64% rejeita realocar os menores não acompanhados na Península
A pesquisa também aborda o que fazer com os menores migrantes não acompanhados que permanecem em Ceuta.
64% se mostra pouco ou nada de acordo com realocá-los na Península. 30,1% está total ou bastante de acordo, e 5,8% não sabe ou não responde.
A divisão por blocos volta a ser clara.
Entre os eleitores do PP, a rejeição atinge 83,4%. Entre os do Vox, 92,8%. Em Sumar ocorre o contrário: 65,6% está total ou bastante de acordo com a realocação.
O eleitorado socialista aparece praticamente dividido em dois. E 47,2% está de acordo com realocar os menores na Península e 45,4% se opõe.
63,6% aplicaria as mesmas normas a menores e adultos
A pesquisa pergunta também se deveriam ser aplicadas as mesmas normas aos menores não acompanhados que aos adultos em circunstâncias como a crise de Ceuta.
63,6% responde que sim. 36,4% responde que não.
Entre os eleitores do PP, o apoio a essa ideia chega a 79,2%. Entre os do Vox, a 88,7%. No PSOE, 48,8% é a favor e 51,2% é contra.

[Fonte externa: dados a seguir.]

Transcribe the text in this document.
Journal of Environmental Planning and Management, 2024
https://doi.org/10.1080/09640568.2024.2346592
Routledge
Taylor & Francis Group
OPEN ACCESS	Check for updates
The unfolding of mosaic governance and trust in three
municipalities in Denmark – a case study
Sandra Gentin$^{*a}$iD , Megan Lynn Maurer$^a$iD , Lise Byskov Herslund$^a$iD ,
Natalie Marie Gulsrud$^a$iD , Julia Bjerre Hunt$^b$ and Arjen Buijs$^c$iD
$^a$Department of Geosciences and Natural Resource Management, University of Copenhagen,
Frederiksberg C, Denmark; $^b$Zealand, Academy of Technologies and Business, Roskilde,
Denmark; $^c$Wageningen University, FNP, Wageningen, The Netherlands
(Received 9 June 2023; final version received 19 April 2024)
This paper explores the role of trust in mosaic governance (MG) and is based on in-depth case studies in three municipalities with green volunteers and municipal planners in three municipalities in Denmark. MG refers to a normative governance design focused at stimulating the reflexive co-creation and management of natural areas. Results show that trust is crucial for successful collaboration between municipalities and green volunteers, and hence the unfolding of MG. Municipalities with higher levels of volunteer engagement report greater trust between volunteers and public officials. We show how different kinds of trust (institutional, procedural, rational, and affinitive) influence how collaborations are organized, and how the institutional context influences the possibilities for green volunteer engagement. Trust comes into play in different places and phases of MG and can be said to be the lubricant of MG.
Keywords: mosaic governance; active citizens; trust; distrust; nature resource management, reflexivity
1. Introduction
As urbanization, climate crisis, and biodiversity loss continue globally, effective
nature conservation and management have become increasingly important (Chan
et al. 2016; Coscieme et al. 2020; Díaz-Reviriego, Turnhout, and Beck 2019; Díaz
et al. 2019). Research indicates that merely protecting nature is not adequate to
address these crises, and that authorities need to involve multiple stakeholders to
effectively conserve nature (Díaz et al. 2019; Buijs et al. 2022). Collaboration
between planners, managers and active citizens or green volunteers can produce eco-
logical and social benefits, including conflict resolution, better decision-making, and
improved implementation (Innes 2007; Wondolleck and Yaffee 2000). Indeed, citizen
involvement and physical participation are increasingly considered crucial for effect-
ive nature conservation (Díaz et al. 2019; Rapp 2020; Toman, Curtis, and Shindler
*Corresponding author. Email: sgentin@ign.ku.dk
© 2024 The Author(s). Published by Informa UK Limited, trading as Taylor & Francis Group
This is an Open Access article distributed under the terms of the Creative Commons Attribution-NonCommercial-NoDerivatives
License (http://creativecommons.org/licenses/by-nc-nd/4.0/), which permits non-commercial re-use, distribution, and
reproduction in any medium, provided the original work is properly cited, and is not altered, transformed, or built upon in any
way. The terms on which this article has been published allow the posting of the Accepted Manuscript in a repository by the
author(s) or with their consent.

Em Sumar, a maioria rejeita equiparar menores e adultos: 67,6% diz que não deveriam ser aplicadas as mesmas normas.
Este ponto é um dos mais sensíveis da pesquisa, porque entra em tensão com o marco legal específico de proteção da infância.
59,5% suspenderia a livre circulação se ocorresse em outro país da UE
A pesquisa também levanta um cenário europeu: o que deveria fazer a Espanha se uma situação semelhante ocorresse em outro país da União Europeia.
59,5% afirma que estaria de acordo em suspender a livre circulação de pessoas com esse país. 40,5% se opõe.
O apoio é muito alto entre eleitores do PP, com 82,3%, e do Vox, com 92,3%.
No PSOE e Sumar predomina a rejeição. 62,6% dos eleitores socialistas e 86,9% dos de Sumar se opõem a suspender a livre circulação.
Ceuta e Melilla não se veem ameaçadas a curto prazo
Apesar da preocupação com a crise, a maioria não acredita que Ceuta e Melilla vão se tornar parte de Marrocos.
62,9% considera que isso nunca ocorrerá. 14,4% acredita que poderia acontecer nos próximos 10 anos e 9,3% nos próximos cinco.
A confiança de que Ceuta e Melilla continuarão sendo espanholas é majoritária em todos os grandes eleitorados: 59,6% entre eleitores do PP, 70,6% entre os do PSOE, 56,6% entre os do Vox e 82,8% entre os do Sumar.